En s'inspirant du début de "24 fois la vérité", de Raphaël Meltz, éd. Le Tripode, 2021, décrire un lieu ou un contexte qu’on connait mais auxquels on ne se sent pas forcément appartenir. Faire la part du cliché, et de ce qu’on ressent personnellement. S'appuyer sur le rythme des phrases pour attirer le lecteur dans son ressenti. 

Las Vegas.

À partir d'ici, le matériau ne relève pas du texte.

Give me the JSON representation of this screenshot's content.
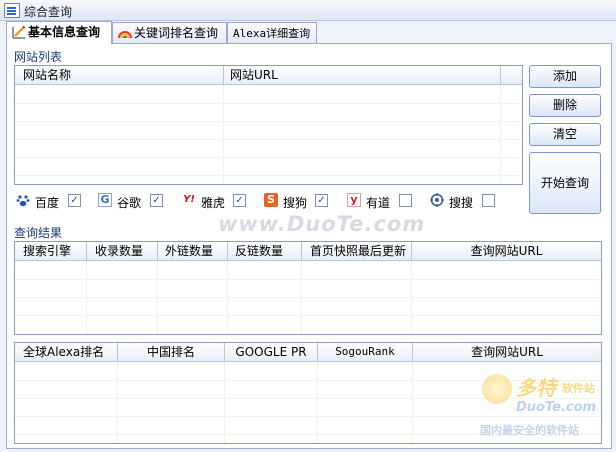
{
  "window": {
    "title": "综合查询"
  },
  "tabs": [
    {
      "label": "基本信息查询"
    },
    {
      "label": "关键词排名查询"
    },
    {
      "label": "Alexa详细查询"
    }
  ],
  "site_list": {
    "section_label": "网站列表",
    "columns": [
      "网站名称",
      "网站URL"
    ]
  },
  "buttons": {
    "add": "添加",
    "delete": "删除",
    "clear": "清空",
    "start": "开始查询"
  },
  "engines": [
    {
      "name": "百度",
      "checked": true
    },
    {
      "name": "谷歌",
      "checked": true
    },
    {
      "name": "雅虎",
      "checked": true
    },
    {
      "name": "搜狗",
      "checked": true
    },
    {
      "name": "有道",
      "checked": false
    },
    {
      "name": "搜搜",
      "checked": false
    }
  ],
  "results": {
    "section_label": "查询结果",
    "columns": [
      "搜索引擎",
      "收录数量",
      "外链数量",
      "反链数量",
      "首页快照最后更新",
      "查询网站URL"
    ]
  },
  "alexa_results": {
    "columns": [
      "全球Alexa排名",
      "中国排名",
      "GOOGLE PR",
      "SogouRank",
      "查询网站URL"
    ]
  },
  "watermark": {
    "main": "www.DuoTe.com",
    "brand": "多特",
    "brand_sub": "软件站",
    "brand_url": "DuoTe.com",
    "slogan": "国内最安全的软件站"
  },
  "colors": {
    "accent": "#1d3a7a",
    "border": "#9aaace"
  }
}
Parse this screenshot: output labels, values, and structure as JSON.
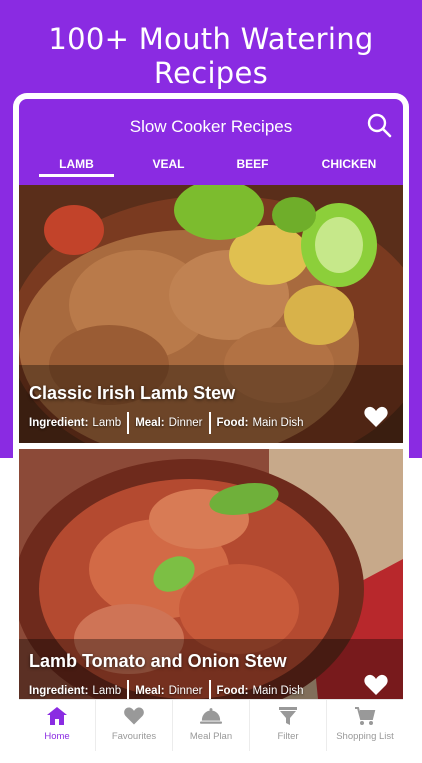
{
  "promo": {
    "title": "100+ Mouth Watering Recipes"
  },
  "header": {
    "title": "Slow Cooker Recipes",
    "search_icon": "search-icon"
  },
  "tabs": [
    {
      "label": "LAMB",
      "active": true
    },
    {
      "label": "VEAL",
      "active": false
    },
    {
      "label": "BEEF",
      "active": false
    },
    {
      "label": "CHICKEN",
      "active": false
    }
  ],
  "recipes": [
    {
      "title": "Classic Irish Lamb Stew",
      "ingredient_label": "Ingredient:",
      "ingredient": "Lamb",
      "meal_label": "Meal:",
      "meal": "Dinner",
      "food_label": "Food:",
      "food": "Main Dish",
      "favorite_icon": "heart-icon"
    },
    {
      "title": "Lamb Tomato and Onion Stew",
      "ingredient_label": "Ingredient:",
      "ingredient": "Lamb",
      "meal_label": "Meal:",
      "meal": "Dinner",
      "food_label": "Food:",
      "food": "Main Dish",
      "favorite_icon": "heart-icon"
    }
  ],
  "nav": [
    {
      "label": "Home",
      "icon": "home-icon",
      "active": true
    },
    {
      "label": "Favourites",
      "icon": "heart-icon",
      "active": false
    },
    {
      "label": "Meal Plan",
      "icon": "cloche-icon",
      "active": false
    },
    {
      "label": "Filter",
      "icon": "filter-icon",
      "active": false
    },
    {
      "label": "Shopping List",
      "icon": "cart-icon",
      "active": false
    }
  ],
  "colors": {
    "brand": "#8a2be2",
    "inactive": "#999999"
  }
}
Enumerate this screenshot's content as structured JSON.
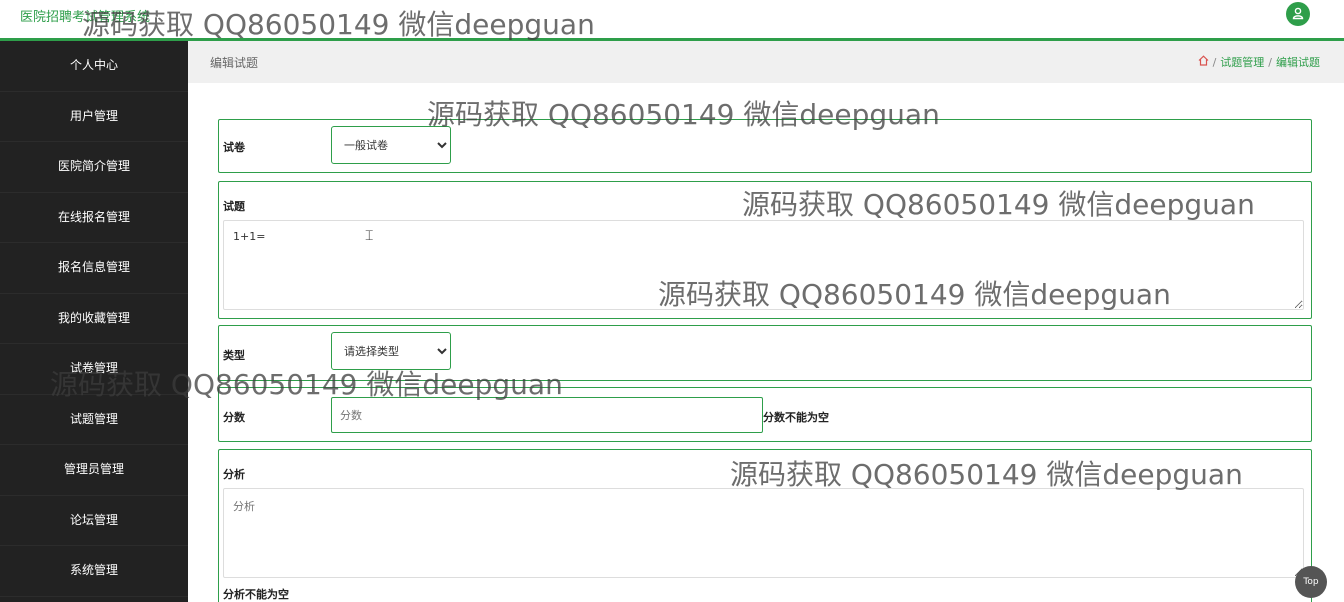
{
  "app": {
    "title": "医院招聘考试管理系统"
  },
  "sidebar": {
    "items": [
      {
        "label": "个人中心"
      },
      {
        "label": "用户管理"
      },
      {
        "label": "医院简介管理"
      },
      {
        "label": "在线报名管理"
      },
      {
        "label": "报名信息管理"
      },
      {
        "label": "我的收藏管理"
      },
      {
        "label": "试卷管理"
      },
      {
        "label": "试题管理"
      },
      {
        "label": "管理员管理"
      },
      {
        "label": "论坛管理"
      },
      {
        "label": "系统管理"
      }
    ]
  },
  "header": {
    "page_title": "编辑试题",
    "breadcrumb": [
      "试题管理",
      "编辑试题"
    ]
  },
  "form": {
    "paper": {
      "label": "试卷",
      "selected": "一般试卷"
    },
    "question": {
      "label": "试题",
      "value": "1+1="
    },
    "type": {
      "label": "类型",
      "selected": "请选择类型"
    },
    "score": {
      "label": "分数",
      "placeholder": "分数",
      "error": "分数不能为空"
    },
    "analysis": {
      "label": "分析",
      "placeholder": "分析",
      "error": "分析不能为空"
    }
  },
  "watermark": "源码获取 QQ86050149 微信deepguan",
  "top_button": "Top",
  "colors": {
    "accent": "#2e9e4a",
    "sidebar_bg": "#222222"
  }
}
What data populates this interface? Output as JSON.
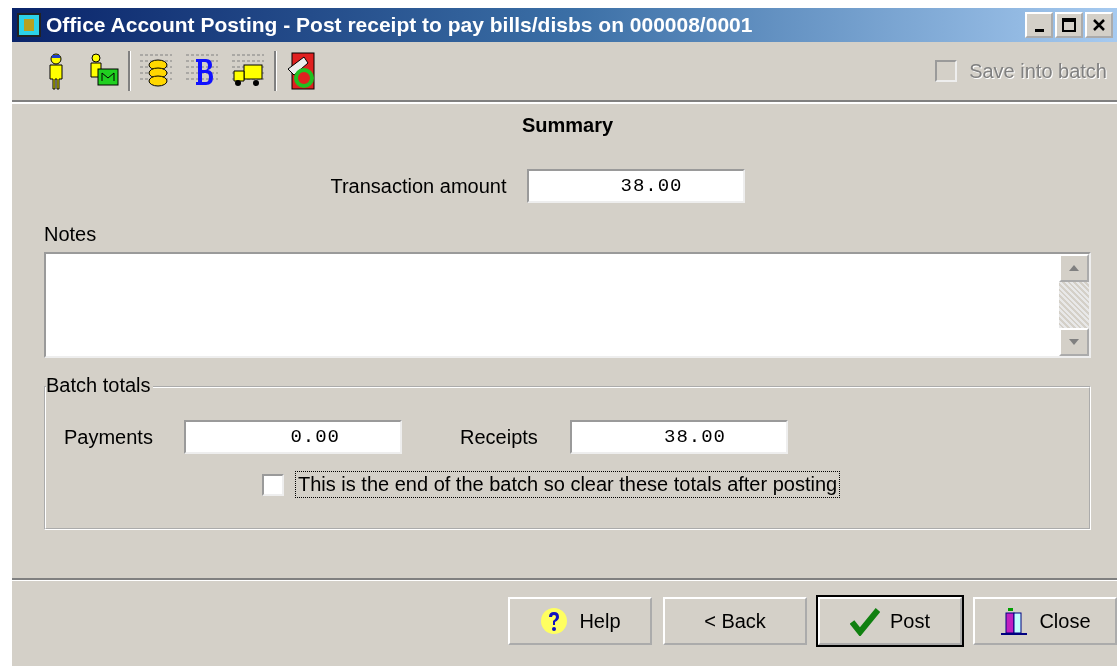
{
  "window": {
    "title": "Office Account Posting - Post receipt to pay bills/disbs on 000008/0001"
  },
  "toolbar": {
    "groups": [
      [
        {
          "kind": "person"
        },
        {
          "kind": "person-folder"
        }
      ],
      [
        {
          "kind": "coins-ledger"
        },
        {
          "kind": "letter-ledger"
        },
        {
          "kind": "truck-ledger"
        }
      ],
      [
        {
          "kind": "document-return"
        }
      ]
    ]
  },
  "save_into_batch": {
    "label": "Save into batch",
    "checked": false,
    "disabled": true
  },
  "summary": {
    "heading": "Summary",
    "transaction_amount": {
      "label": "Transaction amount",
      "value": "38.00"
    }
  },
  "notes": {
    "label": "Notes"
  },
  "batch_totals": {
    "legend": "Batch totals",
    "payments": {
      "label": "Payments",
      "value": "0.00"
    },
    "receipts": {
      "label": "Receipts",
      "value": "38.00"
    },
    "end_of_batch": {
      "label": "This is the end of the batch so clear these totals after posting",
      "checked": false,
      "focused": true
    }
  },
  "buttons": [
    {
      "label": "Help",
      "kind": "help",
      "default": false
    },
    {
      "label": "< Back",
      "kind": "back",
      "default": false
    },
    {
      "label": "Post",
      "kind": "post",
      "default": true
    },
    {
      "label": "Close",
      "kind": "close",
      "default": false
    }
  ]
}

Dans l’article qu’il va bien falloir que je me mette à écrire sur le CES, le Consumer Electronics Show, comme chaque année depuis onze ans que je viens produire la pige spécialisée qu’il m’est si facile de vendre au plus offrant des journaux qui veulent en parler (et ils veulent tous en parler), je vais reprendre les mêmes vieux clichés sur la ville folie, les néons faramineux, le Strip, grand boulevard « central », les hôtels et les casinos, vendre un peu de glamour de décor, un peu d’excitation contextuelle avant de parler des nouveaux téléphones qui seront dans les mains des Américains dans quelques semaines, des Français dans quelques mois – mais pour le moment, le réel glabre : au Luxor Hotel (c’est aussi, évidemment, un casino), le bar est une immense terrasse avec une vue démesurée sur l’hideuse et aberrante ville de Les Prairies qui n’est que lumières, certes, mais lumières agressives, lumières déplaisantes, rouges qui suent la vacuité du jeu et jaunes qui louent le néant consumériste, néons qui ne brillent qu’aux yeux de ceux qui croient que la réussite se mesure en kilowatts, en kilomètres, en kilodollars.